NATO was not unique in this regard. Indeed, all of the organizations that were supposed to form the basis for "a new European security architecture in which NATO, the CSCE, the European Community, the WEU and the Council of Europe complement each other," as called for in Rome, were attempting to make it up as they went along. This was not surprising, since they all reflected the national policies of their members, and their members are to a large extent the same group of nations. Even the UN was not immune, as its members and bureaucracy struggled to adjust to a new post-Cold War environment in which, for the first time, a central goal of UN peacekeeping efforts was not merely keeping a regional conflict from becoming a venue for superpower confrontation. This combination of factors directly contributed to tensions in developing smooth coordination between NATO (whose involvement in the past would have certainly heightened the risk of superpower confrontation) and the UN peacekeeping efforts in the former Yugoslavia.
The gap between NATO and the UN on peacekeeping in the former Yugoslavia was vividly illustrated by the initial Alliance efforts to respond to the first UN requests for assistance. The original UN request was for planning estimates to support the provision of humanitarian assistance to Sarajevo. Once NATO resolved its internal debate over whether or not a formal request from CSCE was required to initiate planning, the NATO Military Authorities were tasked with developing preliminary options to satisfy the UN request. Based on NATO's military assessment that a benign environment could not be guaranteed, they prepared initial force estimates to satisfy, literally, the UN requirement to "insure" the delivery of aid to Sarajevo, in a potentially hostile environment, using up to 100,000 troops. UN peacekeeping officials were aghast: since their planning assumptions had always been for a permissive environment, they were looking for a plan that involved closer to 2000-4000 troops.15 Later, when the mission expanded to include areas outside of Sarajevo, the UN asked for assistance in providing an adequate headquarters. NATO was prepared to offer the mobile core of its Northern Army Group (NORTHAG) headquarters, with approximately 750 personnel and their communications equipment, for the task of coordinating UN operations that would involve isolated units spread throughout Bosnia. UN officials and several nations working within the UN feared such a large NATO contribution would be out of proportion to the UN effort, so a small cadre of under 50 NATO personnel was requested to establish the headquarters. From a military standpoint, the result was a serious degradation in the ability of the UNPROFOR-BH Commander to coordinate the actions of his forces.[footnote #16] It was not until after the December 1992 NAC Ministerial decision permitting NATO to respond directly to the UN on peacekeeping matters that a direct liaison was established between the two organizations, permitting advance coordination on such issues. NATO and the UN have since agreed that the Alliance should routinely send liaison personnel to UN headquarters in New York and to UN field operations when warranted by NATO engagement in UN peacekeeping planning and operations.
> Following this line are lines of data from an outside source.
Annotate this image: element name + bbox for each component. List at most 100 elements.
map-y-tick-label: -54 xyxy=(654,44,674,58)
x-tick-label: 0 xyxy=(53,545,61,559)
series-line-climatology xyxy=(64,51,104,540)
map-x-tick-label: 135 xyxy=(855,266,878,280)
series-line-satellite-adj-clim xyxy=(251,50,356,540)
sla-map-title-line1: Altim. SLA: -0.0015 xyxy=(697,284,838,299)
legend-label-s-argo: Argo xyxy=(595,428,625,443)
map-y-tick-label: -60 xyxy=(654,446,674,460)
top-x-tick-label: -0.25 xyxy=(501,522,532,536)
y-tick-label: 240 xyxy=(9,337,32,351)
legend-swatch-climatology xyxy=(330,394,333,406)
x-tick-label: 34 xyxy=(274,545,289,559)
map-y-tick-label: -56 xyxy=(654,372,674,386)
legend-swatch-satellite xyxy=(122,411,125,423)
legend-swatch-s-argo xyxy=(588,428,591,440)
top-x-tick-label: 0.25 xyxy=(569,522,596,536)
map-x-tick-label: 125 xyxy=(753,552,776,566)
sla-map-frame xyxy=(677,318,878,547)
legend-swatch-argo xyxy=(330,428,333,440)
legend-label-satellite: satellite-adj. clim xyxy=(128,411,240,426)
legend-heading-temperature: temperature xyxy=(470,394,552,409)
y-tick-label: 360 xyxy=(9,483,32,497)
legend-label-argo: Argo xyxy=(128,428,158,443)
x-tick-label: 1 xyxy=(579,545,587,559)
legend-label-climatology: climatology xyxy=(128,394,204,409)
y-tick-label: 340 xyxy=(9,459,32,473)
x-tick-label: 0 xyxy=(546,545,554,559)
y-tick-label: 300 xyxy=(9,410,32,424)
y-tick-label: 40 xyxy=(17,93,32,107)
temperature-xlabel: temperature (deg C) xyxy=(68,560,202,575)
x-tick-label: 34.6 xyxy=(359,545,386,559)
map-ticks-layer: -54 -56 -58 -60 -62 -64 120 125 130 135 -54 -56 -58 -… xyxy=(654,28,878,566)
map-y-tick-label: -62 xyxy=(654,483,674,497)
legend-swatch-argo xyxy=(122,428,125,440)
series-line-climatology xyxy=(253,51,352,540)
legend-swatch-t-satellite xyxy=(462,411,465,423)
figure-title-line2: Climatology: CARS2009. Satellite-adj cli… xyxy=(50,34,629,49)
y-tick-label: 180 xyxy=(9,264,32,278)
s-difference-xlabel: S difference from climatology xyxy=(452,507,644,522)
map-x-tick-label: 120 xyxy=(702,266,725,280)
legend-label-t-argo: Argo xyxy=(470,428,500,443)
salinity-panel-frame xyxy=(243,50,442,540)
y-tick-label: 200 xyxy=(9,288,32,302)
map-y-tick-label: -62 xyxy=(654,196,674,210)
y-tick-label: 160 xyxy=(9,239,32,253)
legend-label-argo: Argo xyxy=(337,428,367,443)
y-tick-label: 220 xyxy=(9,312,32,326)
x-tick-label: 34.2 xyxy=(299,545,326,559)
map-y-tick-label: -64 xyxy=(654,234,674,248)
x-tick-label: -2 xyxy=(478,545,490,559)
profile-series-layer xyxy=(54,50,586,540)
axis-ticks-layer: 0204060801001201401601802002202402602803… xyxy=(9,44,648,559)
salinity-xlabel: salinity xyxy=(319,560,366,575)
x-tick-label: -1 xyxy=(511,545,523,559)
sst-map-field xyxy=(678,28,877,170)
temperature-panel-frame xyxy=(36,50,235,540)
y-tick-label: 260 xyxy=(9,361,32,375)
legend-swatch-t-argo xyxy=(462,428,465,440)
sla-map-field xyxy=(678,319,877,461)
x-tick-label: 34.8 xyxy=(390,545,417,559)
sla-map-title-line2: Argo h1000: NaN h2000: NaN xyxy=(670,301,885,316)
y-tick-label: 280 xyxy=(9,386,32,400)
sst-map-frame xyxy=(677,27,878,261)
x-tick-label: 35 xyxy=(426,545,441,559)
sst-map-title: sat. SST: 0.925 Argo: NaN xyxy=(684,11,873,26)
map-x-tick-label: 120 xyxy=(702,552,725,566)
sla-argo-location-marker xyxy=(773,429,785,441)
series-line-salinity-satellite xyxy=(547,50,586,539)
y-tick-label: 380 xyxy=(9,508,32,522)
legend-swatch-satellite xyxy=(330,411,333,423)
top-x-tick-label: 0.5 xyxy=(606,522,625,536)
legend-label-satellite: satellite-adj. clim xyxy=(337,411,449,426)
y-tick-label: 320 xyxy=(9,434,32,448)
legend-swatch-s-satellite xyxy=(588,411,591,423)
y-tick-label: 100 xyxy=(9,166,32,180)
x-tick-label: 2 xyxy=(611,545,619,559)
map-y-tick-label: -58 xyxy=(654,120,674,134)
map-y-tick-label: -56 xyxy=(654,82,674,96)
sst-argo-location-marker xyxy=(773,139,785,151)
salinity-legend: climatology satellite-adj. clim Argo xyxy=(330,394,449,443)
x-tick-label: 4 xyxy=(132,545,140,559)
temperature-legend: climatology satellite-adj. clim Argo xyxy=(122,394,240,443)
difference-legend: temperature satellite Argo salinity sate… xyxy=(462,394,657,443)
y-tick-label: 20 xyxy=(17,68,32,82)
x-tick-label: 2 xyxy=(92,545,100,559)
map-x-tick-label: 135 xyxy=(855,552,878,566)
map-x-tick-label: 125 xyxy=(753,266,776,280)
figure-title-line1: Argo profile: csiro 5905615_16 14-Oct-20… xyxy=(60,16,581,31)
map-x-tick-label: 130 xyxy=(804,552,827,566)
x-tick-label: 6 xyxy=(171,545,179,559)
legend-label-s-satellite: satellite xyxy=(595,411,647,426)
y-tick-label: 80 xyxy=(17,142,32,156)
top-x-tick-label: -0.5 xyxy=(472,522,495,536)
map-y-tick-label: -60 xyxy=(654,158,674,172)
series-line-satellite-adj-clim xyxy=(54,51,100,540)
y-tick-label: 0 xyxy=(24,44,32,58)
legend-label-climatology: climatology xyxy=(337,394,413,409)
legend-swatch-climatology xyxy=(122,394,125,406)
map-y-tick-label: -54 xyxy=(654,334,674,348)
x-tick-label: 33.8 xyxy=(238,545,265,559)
NATO's early efforts to define its role in peace support operations encountered problems with organizations other than the UN. As the various institutional players in what the Rome Declaration described as the "new security architecture in Europe" all sought to define their roles in the post-Cold War security environment, it was inevitable that some friction would occur. Perhaps nowhere was this more evident than in the approach of NATO and the WEU to Adriatic operations in support of the UN embargo on the former Yugoslavia. While official NATO and WEU statements have made every effort to put a good face on what is publicly described as the "cooperative" effort between NATO and WEU in this operation, the reality was, until the eventual merger of operations after nearly a full year, exactly the sort of competition and wasteful duplication of effort about which the United States has always been concerned.[footnote #17] In this case, the wound was, at least in part, self-inflicted. Washington pressed at first for Europe to take the lead in responding to the crisis in the former Yugoslavia, and therefore resisted initial efforts to involve NATO in the Adriatic. It was only after the WEU had determined to act, using naval assets that were also committed to the newly created NATO Standing Naval Force, Mediterranean (STANAVFORMED), that the U.S. articulated its case for the Adriatic to be a NATO operation.
By this time, however, it was politically impossible for the WEU not to become involved, since the issue had become a test of Europe's ability to respond collectively in the spirit of Maastricht. The result was an artificial division of the Adriatic into two zones, with NATO and WEU swapping from one to the other at periodic intervals. Even the current, more successful, joint NATO/WEU operation (with unity of military command maintained through the NATO chain, but responding to joint political decisions of the NATO and WEU Councils) is somewhat artificial, as the views of all the individual WEU member states could just as effectively be articulated through NATO council sessions.